When Nicole Puglisi was first diagnosed with DIPG in January 2016, it came as a part of a shocking chain of events. After being involved in a car accident, Nicole received an MRI to examine her injuries. Along with it, doctors also discovered a tumor in her brainstem. Although she had no symptoms at the time, Nicole would later feel its effects almost exactly 2 years later. In the meantime, Nicole pushed to continue her college education with symptoms finally appearing during her final year of school. She recounts noticing facial numbness, excruciating headaches, and vision problems. Afterward, she began to pursue treatments, facing a challenging journey ahead.
Dealing with the Car Accident & College
After sustaining non-life-threatening neck injuries from the car accident, Nicole had to go through therapy as well as seeing a chiropractor. She says once she heard back from the chiropractor about her MRI results being ready, they recommended she bring someone with her which she found odd.
“They were encouraging me to bring somebody with me which I thought was odd because I thought it was just chiropractic results.” She brought her mom with her and went on to say that they went through the injuries in her neck before they talked to her about the mass they found on her brain stem. “It was definitely a shock. My mom grabbed my hand and it was like everything just stopped […] and the room was on fire.”
Nicole was around her Sophomore/Junior year of college when she was involved in the car accident that would later unveil her hidden brain tumor. She took some time off of school to figure out everything that was happening since they didn’t know how long the tumor had been there or the next steps.
“I didn’t know how much time I had.”
She returned to work and school part-time within the year once she found she still had no new growth or symptoms. One of her biggest fears was flunking out so she made it a priority to always let her professors know her current situation. “Every time I would start a new semester, I would reach out to all my professors and let them know “Hey this is what I’m dealing with I just want to give you a heads up in case I need any type of accommodations or I need to miss class, these are the reasons why.”
It wasn’t until almost exactly 2 years after her diagnosis that she started to notice symptoms. However, despite her diagnosis, Nicole was able to graduate undergrad and go on to get her Masters Degree. She is still working towards her doctorate degree so she can become a Clinical Psychologist.
Her Symptoms
Nicole states she started to feel numbness in her face, her smile was incongruent, and she started to have excruciating headaches like her brain was swelling and it was too big for her skull. The headaches then caused nausea and vision problems.
However, since Nicole had about 2 years since she first learned about her tumor, she had time to research and prepare for what she may experience.
“As soon as I started to feel these symptoms I was like, ‘I need to go to the emergency room’.”
This is when they realized there was some small progression and her team encouraged her to go through IVF and start proton radiation and chemotherapy.

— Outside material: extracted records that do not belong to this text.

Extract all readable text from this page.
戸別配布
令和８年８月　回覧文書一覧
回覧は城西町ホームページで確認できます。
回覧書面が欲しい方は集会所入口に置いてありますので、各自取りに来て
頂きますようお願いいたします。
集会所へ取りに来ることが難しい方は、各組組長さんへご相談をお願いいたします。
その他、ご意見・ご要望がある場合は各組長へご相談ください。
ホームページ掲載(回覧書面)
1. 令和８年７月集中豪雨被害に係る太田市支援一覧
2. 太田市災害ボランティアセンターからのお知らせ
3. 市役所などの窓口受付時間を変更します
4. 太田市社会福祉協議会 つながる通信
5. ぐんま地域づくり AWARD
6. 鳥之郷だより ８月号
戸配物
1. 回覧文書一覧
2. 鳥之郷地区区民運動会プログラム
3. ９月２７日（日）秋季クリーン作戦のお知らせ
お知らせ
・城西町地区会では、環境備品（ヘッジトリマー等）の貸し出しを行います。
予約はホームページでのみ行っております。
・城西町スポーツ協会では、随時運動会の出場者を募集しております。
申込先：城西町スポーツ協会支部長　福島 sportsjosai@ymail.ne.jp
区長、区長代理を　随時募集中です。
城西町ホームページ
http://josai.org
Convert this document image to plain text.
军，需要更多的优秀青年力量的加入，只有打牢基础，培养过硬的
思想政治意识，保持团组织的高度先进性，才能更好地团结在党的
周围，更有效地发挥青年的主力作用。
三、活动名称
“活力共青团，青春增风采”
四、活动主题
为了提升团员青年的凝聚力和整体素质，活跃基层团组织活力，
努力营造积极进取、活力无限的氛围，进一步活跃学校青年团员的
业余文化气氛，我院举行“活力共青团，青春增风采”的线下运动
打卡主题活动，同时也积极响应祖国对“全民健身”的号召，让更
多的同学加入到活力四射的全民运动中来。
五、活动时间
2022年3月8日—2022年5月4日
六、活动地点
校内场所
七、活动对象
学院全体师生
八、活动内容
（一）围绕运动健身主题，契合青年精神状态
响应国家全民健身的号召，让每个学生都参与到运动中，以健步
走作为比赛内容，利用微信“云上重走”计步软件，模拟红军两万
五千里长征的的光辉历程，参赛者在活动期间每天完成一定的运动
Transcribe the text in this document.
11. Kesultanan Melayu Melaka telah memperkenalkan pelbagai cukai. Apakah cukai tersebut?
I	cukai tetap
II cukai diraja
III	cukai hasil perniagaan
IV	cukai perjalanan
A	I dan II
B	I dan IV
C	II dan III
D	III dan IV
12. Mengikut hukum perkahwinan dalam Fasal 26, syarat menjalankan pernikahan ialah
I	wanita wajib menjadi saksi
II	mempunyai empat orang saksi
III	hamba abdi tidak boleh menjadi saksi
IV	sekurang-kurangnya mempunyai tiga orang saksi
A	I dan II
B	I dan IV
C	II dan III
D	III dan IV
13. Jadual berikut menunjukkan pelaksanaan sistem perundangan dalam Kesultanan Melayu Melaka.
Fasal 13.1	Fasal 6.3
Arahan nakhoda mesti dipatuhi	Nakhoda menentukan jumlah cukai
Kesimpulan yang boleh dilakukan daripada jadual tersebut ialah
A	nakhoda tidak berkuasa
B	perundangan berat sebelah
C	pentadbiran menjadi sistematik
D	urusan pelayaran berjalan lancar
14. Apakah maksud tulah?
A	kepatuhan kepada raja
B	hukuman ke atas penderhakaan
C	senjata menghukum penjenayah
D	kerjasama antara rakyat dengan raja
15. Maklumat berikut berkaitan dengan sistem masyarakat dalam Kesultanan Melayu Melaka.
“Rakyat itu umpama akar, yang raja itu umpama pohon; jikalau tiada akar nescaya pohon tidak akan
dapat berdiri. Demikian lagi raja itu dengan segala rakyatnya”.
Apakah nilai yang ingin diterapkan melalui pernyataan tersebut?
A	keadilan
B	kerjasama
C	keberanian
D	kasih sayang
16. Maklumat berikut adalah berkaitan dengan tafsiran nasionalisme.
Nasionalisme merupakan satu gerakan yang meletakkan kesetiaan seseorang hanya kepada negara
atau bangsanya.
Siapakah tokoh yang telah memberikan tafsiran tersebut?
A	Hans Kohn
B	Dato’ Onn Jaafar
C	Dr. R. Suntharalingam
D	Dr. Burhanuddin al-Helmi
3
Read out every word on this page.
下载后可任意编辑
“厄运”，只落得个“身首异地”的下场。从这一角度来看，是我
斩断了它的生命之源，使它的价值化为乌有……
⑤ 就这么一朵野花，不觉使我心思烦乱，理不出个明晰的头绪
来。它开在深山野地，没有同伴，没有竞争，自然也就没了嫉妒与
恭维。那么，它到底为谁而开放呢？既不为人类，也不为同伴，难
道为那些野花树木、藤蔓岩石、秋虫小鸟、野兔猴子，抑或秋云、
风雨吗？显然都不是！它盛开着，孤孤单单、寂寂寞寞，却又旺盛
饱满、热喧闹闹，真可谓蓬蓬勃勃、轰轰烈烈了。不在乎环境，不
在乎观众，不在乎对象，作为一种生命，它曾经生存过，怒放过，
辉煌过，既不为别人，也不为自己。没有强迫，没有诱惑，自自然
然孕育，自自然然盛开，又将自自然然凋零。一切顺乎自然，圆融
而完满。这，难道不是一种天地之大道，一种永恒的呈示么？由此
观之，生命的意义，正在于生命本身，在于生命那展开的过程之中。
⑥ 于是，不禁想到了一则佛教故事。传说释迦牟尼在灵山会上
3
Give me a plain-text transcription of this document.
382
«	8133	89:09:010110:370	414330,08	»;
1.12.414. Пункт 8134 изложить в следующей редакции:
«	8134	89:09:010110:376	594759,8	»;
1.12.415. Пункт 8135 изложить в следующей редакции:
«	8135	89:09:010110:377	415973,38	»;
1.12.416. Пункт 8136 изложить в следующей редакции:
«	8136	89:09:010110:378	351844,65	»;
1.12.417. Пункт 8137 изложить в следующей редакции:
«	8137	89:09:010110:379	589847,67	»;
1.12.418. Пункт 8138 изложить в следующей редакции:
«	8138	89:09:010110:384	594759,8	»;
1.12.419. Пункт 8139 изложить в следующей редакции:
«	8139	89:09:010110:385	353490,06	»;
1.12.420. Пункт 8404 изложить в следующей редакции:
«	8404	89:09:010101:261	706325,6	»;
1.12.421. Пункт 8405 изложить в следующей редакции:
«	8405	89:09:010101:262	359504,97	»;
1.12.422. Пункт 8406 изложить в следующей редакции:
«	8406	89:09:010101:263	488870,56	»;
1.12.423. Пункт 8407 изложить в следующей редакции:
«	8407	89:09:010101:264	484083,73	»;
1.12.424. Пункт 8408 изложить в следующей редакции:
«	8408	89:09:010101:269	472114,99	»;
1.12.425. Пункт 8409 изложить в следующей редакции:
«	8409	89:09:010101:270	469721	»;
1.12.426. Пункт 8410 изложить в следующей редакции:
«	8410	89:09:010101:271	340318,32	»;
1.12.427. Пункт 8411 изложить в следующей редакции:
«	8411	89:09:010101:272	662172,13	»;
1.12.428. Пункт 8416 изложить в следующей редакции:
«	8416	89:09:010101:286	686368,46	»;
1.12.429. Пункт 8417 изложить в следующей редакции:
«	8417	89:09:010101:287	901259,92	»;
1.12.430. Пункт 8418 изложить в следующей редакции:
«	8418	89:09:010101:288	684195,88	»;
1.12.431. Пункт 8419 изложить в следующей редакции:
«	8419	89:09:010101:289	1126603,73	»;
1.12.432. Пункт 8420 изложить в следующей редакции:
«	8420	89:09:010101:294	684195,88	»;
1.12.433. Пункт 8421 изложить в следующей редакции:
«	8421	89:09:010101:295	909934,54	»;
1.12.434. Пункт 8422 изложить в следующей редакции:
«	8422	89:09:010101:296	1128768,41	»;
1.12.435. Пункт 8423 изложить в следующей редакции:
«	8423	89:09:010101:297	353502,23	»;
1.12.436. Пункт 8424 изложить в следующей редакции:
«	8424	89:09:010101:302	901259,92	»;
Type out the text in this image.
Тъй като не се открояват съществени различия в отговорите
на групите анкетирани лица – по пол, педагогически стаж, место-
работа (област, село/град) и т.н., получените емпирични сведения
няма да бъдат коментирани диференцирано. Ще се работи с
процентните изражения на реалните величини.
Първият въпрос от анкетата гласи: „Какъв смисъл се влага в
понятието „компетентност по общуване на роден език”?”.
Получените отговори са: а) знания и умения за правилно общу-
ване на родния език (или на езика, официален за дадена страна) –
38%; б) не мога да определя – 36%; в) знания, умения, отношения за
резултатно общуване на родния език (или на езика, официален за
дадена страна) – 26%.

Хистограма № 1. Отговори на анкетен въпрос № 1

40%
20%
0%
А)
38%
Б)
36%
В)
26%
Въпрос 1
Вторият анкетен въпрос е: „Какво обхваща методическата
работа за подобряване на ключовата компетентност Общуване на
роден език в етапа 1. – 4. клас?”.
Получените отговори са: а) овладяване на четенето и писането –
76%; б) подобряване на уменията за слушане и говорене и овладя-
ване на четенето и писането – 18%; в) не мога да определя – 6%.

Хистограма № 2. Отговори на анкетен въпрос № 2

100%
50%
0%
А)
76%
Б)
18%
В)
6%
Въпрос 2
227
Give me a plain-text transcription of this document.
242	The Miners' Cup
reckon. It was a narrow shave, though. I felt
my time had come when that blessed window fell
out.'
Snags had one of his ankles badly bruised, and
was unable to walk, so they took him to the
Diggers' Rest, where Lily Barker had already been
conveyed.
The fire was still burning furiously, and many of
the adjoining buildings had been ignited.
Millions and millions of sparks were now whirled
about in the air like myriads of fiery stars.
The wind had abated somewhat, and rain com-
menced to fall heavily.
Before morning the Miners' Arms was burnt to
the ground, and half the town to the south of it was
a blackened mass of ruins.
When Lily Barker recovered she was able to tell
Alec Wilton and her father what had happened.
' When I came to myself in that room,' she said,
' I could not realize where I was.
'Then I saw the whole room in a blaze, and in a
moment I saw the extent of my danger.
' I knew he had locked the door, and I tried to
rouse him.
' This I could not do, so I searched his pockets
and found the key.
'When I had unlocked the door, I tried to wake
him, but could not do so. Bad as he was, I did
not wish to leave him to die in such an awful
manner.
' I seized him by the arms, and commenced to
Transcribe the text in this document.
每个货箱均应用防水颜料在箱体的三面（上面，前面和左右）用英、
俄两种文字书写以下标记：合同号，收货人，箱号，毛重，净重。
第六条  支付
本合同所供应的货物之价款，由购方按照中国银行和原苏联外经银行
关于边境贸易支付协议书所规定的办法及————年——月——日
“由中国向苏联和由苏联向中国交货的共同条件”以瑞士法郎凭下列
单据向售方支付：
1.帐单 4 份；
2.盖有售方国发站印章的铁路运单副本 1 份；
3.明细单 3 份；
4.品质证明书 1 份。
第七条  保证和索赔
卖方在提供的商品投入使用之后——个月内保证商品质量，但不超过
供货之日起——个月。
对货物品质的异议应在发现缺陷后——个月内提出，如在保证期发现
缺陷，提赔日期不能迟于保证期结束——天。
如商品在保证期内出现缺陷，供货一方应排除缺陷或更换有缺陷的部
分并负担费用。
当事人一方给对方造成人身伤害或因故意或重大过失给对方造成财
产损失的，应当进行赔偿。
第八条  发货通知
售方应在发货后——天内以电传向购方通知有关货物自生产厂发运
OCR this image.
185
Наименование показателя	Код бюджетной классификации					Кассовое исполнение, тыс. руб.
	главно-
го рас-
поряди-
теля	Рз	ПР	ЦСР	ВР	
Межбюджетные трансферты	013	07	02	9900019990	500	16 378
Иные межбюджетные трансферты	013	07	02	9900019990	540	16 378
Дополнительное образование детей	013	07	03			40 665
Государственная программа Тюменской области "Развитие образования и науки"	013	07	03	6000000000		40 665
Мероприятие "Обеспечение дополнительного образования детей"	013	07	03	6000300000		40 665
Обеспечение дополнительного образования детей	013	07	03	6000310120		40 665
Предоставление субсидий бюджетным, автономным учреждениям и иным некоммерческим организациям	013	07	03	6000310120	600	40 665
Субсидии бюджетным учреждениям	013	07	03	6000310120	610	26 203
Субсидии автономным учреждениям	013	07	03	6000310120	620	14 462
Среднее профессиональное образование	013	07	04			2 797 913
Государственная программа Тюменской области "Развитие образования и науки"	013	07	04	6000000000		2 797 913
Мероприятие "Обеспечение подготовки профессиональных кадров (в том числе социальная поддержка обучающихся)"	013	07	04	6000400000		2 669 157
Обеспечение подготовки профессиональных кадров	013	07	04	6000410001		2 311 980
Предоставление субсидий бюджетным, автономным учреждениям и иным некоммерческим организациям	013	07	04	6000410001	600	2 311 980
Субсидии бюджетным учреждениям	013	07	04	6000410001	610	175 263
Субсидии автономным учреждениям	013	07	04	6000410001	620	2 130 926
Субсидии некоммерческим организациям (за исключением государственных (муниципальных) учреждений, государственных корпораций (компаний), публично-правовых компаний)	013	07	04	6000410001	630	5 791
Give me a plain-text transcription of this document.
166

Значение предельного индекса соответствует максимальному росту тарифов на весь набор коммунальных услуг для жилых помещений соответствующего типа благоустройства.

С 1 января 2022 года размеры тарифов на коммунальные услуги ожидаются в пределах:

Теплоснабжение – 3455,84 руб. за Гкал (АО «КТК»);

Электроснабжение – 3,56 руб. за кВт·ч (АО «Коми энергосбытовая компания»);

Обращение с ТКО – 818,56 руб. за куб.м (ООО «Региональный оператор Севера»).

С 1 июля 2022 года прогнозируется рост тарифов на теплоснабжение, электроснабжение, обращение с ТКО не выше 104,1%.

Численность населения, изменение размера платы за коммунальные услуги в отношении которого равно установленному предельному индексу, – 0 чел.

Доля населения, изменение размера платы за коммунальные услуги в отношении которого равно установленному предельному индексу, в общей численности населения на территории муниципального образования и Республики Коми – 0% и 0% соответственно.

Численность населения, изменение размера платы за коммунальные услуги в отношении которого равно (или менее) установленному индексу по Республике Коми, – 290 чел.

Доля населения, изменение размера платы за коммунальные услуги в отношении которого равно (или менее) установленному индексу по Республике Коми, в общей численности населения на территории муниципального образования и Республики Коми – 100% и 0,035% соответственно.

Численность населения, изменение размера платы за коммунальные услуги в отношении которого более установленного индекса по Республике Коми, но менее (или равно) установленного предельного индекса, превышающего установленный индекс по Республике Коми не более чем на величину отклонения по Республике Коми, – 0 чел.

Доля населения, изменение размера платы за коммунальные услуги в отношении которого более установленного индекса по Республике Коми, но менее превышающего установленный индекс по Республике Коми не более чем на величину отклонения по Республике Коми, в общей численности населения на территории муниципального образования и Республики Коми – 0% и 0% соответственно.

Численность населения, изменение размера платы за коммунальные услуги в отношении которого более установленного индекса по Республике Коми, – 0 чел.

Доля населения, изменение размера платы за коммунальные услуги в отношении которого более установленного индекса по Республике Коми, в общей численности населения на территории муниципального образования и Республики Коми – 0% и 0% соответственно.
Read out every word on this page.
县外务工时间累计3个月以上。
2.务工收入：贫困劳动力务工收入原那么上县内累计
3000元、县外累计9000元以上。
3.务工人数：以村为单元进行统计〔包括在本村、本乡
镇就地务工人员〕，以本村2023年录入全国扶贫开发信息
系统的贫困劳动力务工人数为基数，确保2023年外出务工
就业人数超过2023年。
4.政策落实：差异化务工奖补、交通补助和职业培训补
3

Living as an Adult with DIPG
Since DIPG is typically seen in children, Nicole, despite being 22 years old, was originally receiving treatment from pediatric specialists. After observing a growth in her tumor, Nicole’s doctor was hesitant to recommend any form of treatment.
“He basically just told me that I should be happy to have made it this far and kind of shut down the idea of pursuing treatments.”
While Nicole felt overlooked and misunderstood in that situation, she did not give up there. After some searching, she found a new care team who was willing to help.
Nicole explains that being an adult also contributed to her struggles.
“Because they don’t entirely understand it in kids, where they do see it more frequently, as an adult it was even more of a rarity.”
Although it was difficult, advocating for herself paid off in the end because she has made it a long way.
Staying Positive
Throughout her journey, Nicole reflects on ways she has managed to stay positive. While she conveys that her friends and family are an amazing source of support, she also found strength in new places.
“Over the years I’ve connected with hundreds of people all over the world who have also either struggled with DIPG, brain tumors, or any other type of cancer and trying to be a support to them is helpful to me”, she shares.
Talking with others who share a similar experience gives Nicole hope, and she can even aid other warriors along their own journeys.
“I don’t know how much time I have, so I want to make as much of a difference as I can while I’m still here”, she remarks.
Nicole also shares that she’s back to working a lot and that she serves in the mental health community. Today, she enjoys making time for self-care, including visiting the gym. She also reveals that she just got a new dog which keeps her busy!
CRF’s Impact
Nicole is incredibly proud of all the work that the Cristian Rivera Foundation does. She says how it’s amazing how CRF can get so many people involved, “We need someone to shine that light on this community and I feel CRF does a really good job at that.” She says CRF has really impacted her by connecting her with survivors and getting her involved in the work that the community does. “John is always willing to be a pillar of support if needed and that’s really nice to have that support.”